Professor Asada developed the ring with Dr. Boo-Ho Yang, a research scientist in the department. Data from the ring would be transmitted to small receivers installed in each room of a patient's home. The receivers, in turn, would be connected to a computer that analyzes the data and determines if anything seems amiss. If so, the computer would send a warning signal via the Internet to a hospital, alerting doctors to a potential problem.

While the system is currently designed for use in the home, the researchers are working to expand it to monitor patients outside the home as well. To allow such mobility, Professor Asada and Dr. Yang are developing a control unit that the patient would wear around the waist. The unit would include a small computer, a modem and a cellular phone. "The modem would turn the data read by the finger ring into data that can be transmitted by the phone to a hospital," Dr. Yang said.

The researchers developed the monitoring system with the following criteria in mind. "First, we wanted a device that a person wouldn't mind wearing 24 hours a day, even in the shower," Dr. Yang said. "That's why we decided on a ring." The device also had to be noninvasive, wireless, and compact.

The prototype ring extends about an inch above the finger and is relatively bulky.

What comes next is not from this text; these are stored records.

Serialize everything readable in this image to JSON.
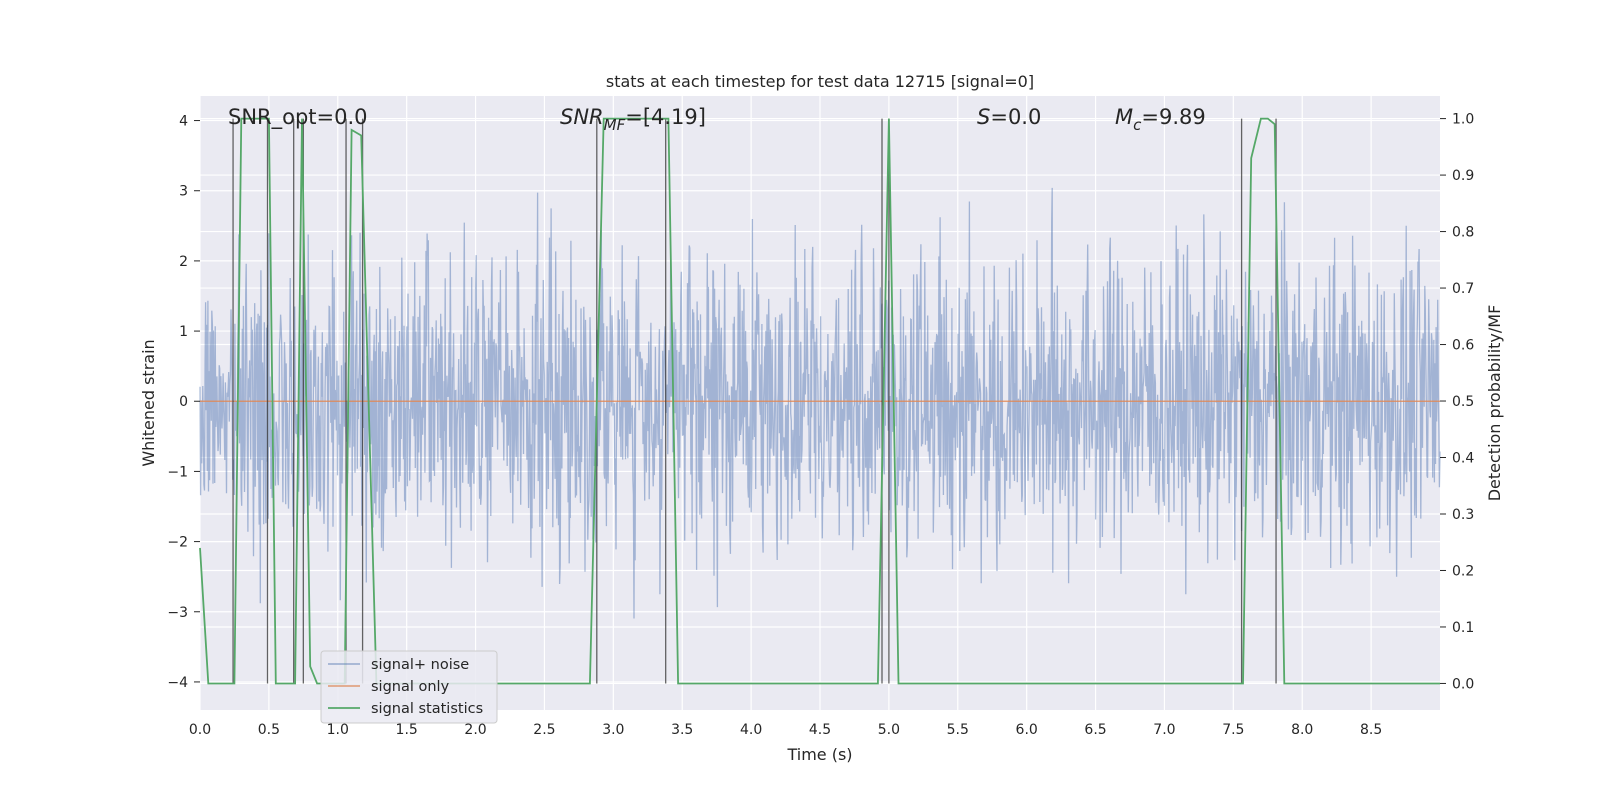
{
  "chart_data": {
    "type": "line",
    "title": "stats at each timestep for test data 12715 [signal=0]",
    "xlabel": "Time (s)",
    "ylabel": "Whitened strain",
    "y2label": "Detection probability/MF",
    "xlim": [
      0,
      9
    ],
    "ylim": [
      -4.4,
      4.35
    ],
    "y2lim": [
      -0.047,
      1.04
    ],
    "x_ticks": [
      "0.0",
      "0.5",
      "1.0",
      "1.5",
      "2.0",
      "2.5",
      "3.0",
      "3.5",
      "4.0",
      "4.5",
      "5.0",
      "5.5",
      "6.0",
      "6.5",
      "7.0",
      "7.5",
      "8.0",
      "8.5"
    ],
    "y_ticks": [
      "−4",
      "−3",
      "−2",
      "−1",
      "0",
      "1",
      "2",
      "3",
      "4"
    ],
    "y2_ticks": [
      "0.0",
      "0.1",
      "0.2",
      "0.3",
      "0.4",
      "0.5",
      "0.6",
      "0.7",
      "0.8",
      "0.9",
      "1.0"
    ],
    "annotations": {
      "snr_opt": "SNR_opt=0.0",
      "snr_mf_base": "SNR",
      "snr_mf_sub": "MF",
      "snr_mf_rest": "=[4.19]",
      "s_base": "S",
      "s_rest": "=0.0",
      "mc_base": "M",
      "mc_sub": "c",
      "mc_rest": "=9.89"
    },
    "legend": [
      "signal+ noise",
      "signal only",
      "signal statistics"
    ],
    "legend_position": "lower-left",
    "series": [
      {
        "name": "signal+ noise",
        "color": "#4c72b0",
        "axis": "left",
        "description": "whitened strain noise, amplitude range approx -3.8 to 4.0"
      },
      {
        "name": "signal only",
        "color": "#dd8452",
        "axis": "left",
        "values_constant": 0
      },
      {
        "name": "signal statistics",
        "color": "#55a868",
        "axis": "right",
        "x": [
          0.0,
          0.06,
          0.25,
          0.3,
          0.5,
          0.55,
          0.69,
          0.74,
          0.8,
          0.85,
          1.05,
          1.1,
          1.17,
          1.28,
          1.35,
          2.83,
          2.93,
          3.4,
          3.47,
          4.92,
          5.0,
          5.07,
          7.57,
          7.63,
          7.7,
          7.75,
          7.8,
          7.87,
          9.0
        ],
        "values": [
          0.24,
          0.0,
          0.0,
          1.0,
          1.0,
          0.0,
          0.0,
          1.0,
          0.03,
          0.0,
          0.0,
          0.98,
          0.97,
          0.0,
          0.0,
          0.0,
          1.0,
          1.0,
          0.0,
          0.0,
          1.0,
          0.0,
          0.0,
          0.93,
          1.0,
          1.0,
          0.99,
          0.0,
          0.0
        ]
      }
    ],
    "vertical_markers": [
      0.24,
      0.49,
      0.68,
      0.75,
      1.06,
      1.18,
      2.88,
      3.38,
      4.95,
      5.0,
      7.56,
      7.81
    ],
    "colors": {
      "background": "#eaeaf2",
      "grid": "#ffffff",
      "marker": "#333333"
    }
  }
}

The researchers plan to make a second version this year that will be the size of a class ring. In all other respects, the prototype meets the design criteria.

MEASURING LIGHT

Powered by a tiny battery, the ring works by manipulating light. First, a light-emitting diode continuously emits light into the finger. Some of that light is reflected off the blood in the finger, and is in turn captured by another element called a photo diode.

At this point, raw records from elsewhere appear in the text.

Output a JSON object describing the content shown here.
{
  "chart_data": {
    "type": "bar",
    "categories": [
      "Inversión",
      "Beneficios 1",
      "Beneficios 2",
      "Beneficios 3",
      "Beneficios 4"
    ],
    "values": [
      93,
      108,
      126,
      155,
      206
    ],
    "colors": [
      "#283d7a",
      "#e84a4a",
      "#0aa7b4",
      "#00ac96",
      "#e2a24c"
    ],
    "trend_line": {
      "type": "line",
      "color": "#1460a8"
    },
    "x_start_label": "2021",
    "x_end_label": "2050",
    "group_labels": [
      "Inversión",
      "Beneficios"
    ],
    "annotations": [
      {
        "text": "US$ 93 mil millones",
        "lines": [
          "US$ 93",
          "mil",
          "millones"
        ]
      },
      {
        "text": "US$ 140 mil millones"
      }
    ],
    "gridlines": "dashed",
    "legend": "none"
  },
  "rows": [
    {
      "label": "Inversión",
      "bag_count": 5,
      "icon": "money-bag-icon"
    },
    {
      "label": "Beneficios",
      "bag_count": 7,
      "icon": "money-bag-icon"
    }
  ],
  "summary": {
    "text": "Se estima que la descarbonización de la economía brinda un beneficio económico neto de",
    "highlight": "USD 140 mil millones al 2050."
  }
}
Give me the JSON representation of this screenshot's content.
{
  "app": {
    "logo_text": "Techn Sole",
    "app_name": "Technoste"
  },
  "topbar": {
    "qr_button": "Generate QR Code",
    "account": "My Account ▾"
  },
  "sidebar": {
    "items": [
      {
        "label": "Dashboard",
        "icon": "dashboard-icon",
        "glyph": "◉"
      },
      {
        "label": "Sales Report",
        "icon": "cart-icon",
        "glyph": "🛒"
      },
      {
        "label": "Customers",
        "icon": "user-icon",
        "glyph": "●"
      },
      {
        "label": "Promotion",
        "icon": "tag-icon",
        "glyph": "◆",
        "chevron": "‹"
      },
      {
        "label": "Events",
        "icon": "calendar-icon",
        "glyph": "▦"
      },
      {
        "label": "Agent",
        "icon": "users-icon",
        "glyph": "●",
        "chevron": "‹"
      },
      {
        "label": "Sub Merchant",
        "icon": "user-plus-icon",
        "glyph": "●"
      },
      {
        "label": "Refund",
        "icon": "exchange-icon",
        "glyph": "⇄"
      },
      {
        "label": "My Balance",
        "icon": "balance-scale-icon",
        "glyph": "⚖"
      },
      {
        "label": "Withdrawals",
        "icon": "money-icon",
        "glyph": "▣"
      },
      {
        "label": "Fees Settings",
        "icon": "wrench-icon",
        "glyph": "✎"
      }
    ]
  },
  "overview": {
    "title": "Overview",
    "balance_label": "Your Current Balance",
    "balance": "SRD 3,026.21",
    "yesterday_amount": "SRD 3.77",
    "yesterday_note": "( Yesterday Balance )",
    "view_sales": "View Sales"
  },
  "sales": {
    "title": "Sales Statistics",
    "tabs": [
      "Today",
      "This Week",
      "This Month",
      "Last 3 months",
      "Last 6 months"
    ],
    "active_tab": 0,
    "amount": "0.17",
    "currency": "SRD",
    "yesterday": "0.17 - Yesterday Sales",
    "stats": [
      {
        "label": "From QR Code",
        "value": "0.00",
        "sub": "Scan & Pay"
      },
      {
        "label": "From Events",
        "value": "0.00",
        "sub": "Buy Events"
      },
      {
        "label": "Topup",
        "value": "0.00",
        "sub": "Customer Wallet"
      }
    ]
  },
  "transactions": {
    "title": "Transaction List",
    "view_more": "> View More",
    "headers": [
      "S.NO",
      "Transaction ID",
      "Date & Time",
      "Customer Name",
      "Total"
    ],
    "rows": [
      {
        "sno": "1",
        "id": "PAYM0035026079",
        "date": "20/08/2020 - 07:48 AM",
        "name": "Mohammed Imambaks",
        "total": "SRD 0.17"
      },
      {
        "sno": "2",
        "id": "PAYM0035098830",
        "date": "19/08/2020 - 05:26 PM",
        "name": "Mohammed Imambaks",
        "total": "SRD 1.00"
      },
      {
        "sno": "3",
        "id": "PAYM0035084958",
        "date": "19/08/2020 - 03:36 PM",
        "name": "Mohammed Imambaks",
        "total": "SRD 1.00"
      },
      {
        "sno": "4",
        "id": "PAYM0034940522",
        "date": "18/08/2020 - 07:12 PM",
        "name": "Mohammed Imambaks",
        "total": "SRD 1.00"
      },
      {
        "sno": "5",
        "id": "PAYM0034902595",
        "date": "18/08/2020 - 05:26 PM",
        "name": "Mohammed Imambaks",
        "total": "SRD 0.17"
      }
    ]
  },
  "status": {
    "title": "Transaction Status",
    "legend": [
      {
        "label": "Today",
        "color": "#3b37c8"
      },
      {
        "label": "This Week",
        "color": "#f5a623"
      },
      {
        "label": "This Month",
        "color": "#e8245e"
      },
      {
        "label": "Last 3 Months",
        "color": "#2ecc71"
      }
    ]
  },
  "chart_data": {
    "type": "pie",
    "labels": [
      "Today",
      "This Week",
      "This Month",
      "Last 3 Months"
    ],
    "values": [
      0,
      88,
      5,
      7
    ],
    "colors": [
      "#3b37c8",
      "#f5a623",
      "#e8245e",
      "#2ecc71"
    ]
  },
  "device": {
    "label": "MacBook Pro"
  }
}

Pulse rate is one of the vital signs the ring can currently measure. "When the heart beats, the blood vessels expand a little bit, and they absorb more light," Dr. Yang explained. As a result, less light is reflected to the photo diode, so a weaker signal from the photo diode corresponds to a heartbeat.

The data from the photo diode are processed by a circuit in the ring that amplifies the signal. The circuit also "cleans" the signal, or removes extraneous data. The final signal is transmitted via an antenna embedded in the ring to the receiver in the room.

A home computer processes the signals to show not only the rhythm of the pulse rate, but also its shape. The latter "results in a graph that doctors can look at to diagnose a potential cardiac condition," Dr. Yang said.

The researchers expect that the ring could also be adapted to read other vital signs. For example, multiple LEDs and photo diodes could allow them to measure the speed of blood flow. This in turn could be analyzed to determine blood pressure.

In addition to reading vital signs, the monitoring system estimates a patient's location based on the strength of the signals captured by each receiver.

Dr. Yang and Professor Asada hope to conduct field tests of a more advanced ring at a local hospital. "We want to get feedback from patients," Dr. Yang said.

The researchers have applied for a patent on the ring. The work is sponsored by the Home Automation and Healthcare Consortium at the d'Arbeloff Laboratory. Professor Asada is principal investigator for the consortium; Ian W. Hunter, Hatsopoulos Professor of Mechanical Engineering, is co-PI. (Professor Hunter is also co-director of the D'Arbeloff Lab.)

A version of this article appeared in MIT Tech Talk on April 3, 1997.